Who qualifies as a “refugee”
Who is a “refugee”?
You might be recognised as a refugee if:
- you’re outside your country of nationality or habitual residence because you have a well-founded fear of being persecuted because of your race, religion, nationality, social group, or political opinion, and
- you’re unable, or because of that fear, unwilling, to return to that country.
Who is a “protected person”?
You might be granted “protected person” status if you’re in danger of being killed, tortured, or ill-treated if you’re deported from New Zealand.

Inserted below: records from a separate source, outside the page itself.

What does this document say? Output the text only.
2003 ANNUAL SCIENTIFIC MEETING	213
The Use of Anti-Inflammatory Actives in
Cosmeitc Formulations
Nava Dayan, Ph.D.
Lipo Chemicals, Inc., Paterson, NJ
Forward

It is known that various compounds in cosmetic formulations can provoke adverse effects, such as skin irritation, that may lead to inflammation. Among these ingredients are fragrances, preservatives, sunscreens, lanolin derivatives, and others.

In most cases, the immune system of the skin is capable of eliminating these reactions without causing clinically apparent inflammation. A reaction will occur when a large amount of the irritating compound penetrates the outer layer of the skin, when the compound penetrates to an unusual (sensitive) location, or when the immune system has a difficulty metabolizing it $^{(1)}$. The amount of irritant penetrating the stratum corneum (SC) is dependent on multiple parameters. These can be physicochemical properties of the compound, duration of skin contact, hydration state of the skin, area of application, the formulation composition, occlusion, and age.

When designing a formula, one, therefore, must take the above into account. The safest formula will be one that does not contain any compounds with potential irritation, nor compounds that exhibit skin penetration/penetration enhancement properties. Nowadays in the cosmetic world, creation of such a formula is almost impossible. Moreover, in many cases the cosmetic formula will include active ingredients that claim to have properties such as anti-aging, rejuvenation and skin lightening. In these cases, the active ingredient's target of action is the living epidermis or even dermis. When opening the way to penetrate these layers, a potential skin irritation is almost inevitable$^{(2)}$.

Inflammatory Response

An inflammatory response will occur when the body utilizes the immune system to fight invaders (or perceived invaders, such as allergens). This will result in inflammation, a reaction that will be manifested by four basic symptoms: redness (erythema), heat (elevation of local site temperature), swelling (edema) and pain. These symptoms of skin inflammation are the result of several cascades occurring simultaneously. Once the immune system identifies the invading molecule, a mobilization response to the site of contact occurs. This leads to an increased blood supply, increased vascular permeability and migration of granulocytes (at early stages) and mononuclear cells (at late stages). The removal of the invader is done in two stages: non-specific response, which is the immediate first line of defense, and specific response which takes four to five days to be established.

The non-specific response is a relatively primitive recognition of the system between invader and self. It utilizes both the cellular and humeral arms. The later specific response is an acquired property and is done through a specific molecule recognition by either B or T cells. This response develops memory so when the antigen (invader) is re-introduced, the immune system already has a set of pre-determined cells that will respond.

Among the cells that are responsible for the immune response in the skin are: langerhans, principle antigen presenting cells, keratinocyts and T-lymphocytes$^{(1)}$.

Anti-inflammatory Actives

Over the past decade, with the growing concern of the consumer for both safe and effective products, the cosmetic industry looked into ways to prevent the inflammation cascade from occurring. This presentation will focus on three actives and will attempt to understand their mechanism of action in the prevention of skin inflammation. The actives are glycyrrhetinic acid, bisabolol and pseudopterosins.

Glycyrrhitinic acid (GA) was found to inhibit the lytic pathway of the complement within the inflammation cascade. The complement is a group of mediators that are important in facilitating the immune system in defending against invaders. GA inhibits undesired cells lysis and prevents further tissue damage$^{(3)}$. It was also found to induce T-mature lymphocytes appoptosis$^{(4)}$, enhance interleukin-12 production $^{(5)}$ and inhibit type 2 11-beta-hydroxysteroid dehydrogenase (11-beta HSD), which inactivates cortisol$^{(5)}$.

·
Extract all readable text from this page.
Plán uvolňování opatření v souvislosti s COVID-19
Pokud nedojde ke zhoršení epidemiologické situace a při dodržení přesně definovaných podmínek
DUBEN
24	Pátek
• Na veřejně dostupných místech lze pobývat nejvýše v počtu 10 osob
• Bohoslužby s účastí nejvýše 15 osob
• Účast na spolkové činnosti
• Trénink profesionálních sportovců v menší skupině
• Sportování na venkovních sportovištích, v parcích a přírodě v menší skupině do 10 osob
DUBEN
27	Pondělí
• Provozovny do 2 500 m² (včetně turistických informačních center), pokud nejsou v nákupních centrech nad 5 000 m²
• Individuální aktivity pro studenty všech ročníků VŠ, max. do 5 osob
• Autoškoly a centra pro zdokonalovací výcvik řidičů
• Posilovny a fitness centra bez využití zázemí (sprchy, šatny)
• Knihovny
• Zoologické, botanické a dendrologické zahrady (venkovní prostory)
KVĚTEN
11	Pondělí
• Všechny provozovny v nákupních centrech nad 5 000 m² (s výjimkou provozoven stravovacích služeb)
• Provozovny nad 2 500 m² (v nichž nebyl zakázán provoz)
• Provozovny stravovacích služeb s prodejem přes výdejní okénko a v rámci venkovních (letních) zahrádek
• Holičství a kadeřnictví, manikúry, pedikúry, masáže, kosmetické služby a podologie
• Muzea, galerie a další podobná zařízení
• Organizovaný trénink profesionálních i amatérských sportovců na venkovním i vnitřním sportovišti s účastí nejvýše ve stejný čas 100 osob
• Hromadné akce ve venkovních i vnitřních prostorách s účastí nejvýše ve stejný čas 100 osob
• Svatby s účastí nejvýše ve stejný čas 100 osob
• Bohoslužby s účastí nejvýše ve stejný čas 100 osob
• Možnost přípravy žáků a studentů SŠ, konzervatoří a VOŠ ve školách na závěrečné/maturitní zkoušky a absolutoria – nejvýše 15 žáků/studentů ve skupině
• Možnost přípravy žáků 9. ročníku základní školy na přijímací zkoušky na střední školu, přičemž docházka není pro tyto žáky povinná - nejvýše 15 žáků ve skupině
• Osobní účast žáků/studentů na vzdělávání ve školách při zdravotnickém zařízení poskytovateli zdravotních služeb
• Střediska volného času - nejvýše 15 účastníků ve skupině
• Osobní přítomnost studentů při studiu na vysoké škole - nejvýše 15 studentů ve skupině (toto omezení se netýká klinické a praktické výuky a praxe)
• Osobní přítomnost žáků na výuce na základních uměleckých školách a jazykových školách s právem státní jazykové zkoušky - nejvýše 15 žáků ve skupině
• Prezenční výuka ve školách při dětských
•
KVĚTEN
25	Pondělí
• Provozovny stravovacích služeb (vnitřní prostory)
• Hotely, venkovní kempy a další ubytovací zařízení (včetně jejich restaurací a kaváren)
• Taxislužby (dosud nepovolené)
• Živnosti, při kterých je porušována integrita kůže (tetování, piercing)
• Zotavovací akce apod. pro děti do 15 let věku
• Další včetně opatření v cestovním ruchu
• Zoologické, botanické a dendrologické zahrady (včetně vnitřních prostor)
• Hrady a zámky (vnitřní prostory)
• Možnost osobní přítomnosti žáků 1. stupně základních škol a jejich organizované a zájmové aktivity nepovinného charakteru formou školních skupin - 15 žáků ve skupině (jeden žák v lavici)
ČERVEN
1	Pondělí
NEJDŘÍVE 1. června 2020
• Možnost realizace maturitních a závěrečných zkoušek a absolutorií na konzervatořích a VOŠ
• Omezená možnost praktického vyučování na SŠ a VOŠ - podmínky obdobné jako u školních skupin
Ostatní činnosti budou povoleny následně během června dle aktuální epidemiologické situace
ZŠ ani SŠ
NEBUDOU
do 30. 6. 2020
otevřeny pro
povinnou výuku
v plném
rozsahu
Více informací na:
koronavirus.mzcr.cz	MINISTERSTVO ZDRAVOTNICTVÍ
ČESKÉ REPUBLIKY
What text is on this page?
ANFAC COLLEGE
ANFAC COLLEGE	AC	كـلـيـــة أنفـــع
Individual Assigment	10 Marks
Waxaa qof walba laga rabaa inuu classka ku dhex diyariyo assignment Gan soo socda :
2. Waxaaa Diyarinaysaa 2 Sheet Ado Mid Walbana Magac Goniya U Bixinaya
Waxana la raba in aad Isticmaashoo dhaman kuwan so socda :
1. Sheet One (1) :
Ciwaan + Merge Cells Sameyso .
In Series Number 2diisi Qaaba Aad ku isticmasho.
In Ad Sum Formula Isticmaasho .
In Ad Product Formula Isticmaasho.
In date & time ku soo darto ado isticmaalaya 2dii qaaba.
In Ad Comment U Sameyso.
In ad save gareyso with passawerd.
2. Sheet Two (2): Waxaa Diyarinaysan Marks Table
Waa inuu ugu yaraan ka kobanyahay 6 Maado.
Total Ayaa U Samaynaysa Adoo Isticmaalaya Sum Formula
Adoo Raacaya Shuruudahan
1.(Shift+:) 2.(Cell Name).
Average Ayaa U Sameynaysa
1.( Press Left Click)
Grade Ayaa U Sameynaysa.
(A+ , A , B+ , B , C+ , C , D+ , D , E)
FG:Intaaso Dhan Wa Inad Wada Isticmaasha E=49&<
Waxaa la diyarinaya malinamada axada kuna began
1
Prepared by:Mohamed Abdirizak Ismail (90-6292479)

Immigration New Zealand will decide your claim on the basis of whether you should be recognised as a protected person under either of the following international conventions:
- Convention Against Torture – You’re a “protected person” under this Convention if there are substantial grounds for believing you’d be in danger of being tortured if you were deported back to your country of origin.
- Covenant on Civil and Political Rights – You’re a “protected person” under this Covenant if there are substantial grounds for believing you’d be in danger of being arbitrarily killed or subjected to cruel, inhuman, or degrading treatment or punishment if you were deported back to your country of origin.
When Immigration NZ is deciding whether you should be recognised as a protected person, they have to take into account whether in your country of origin there is a consistent pattern of gross, flagrant, or mass violations of human rights.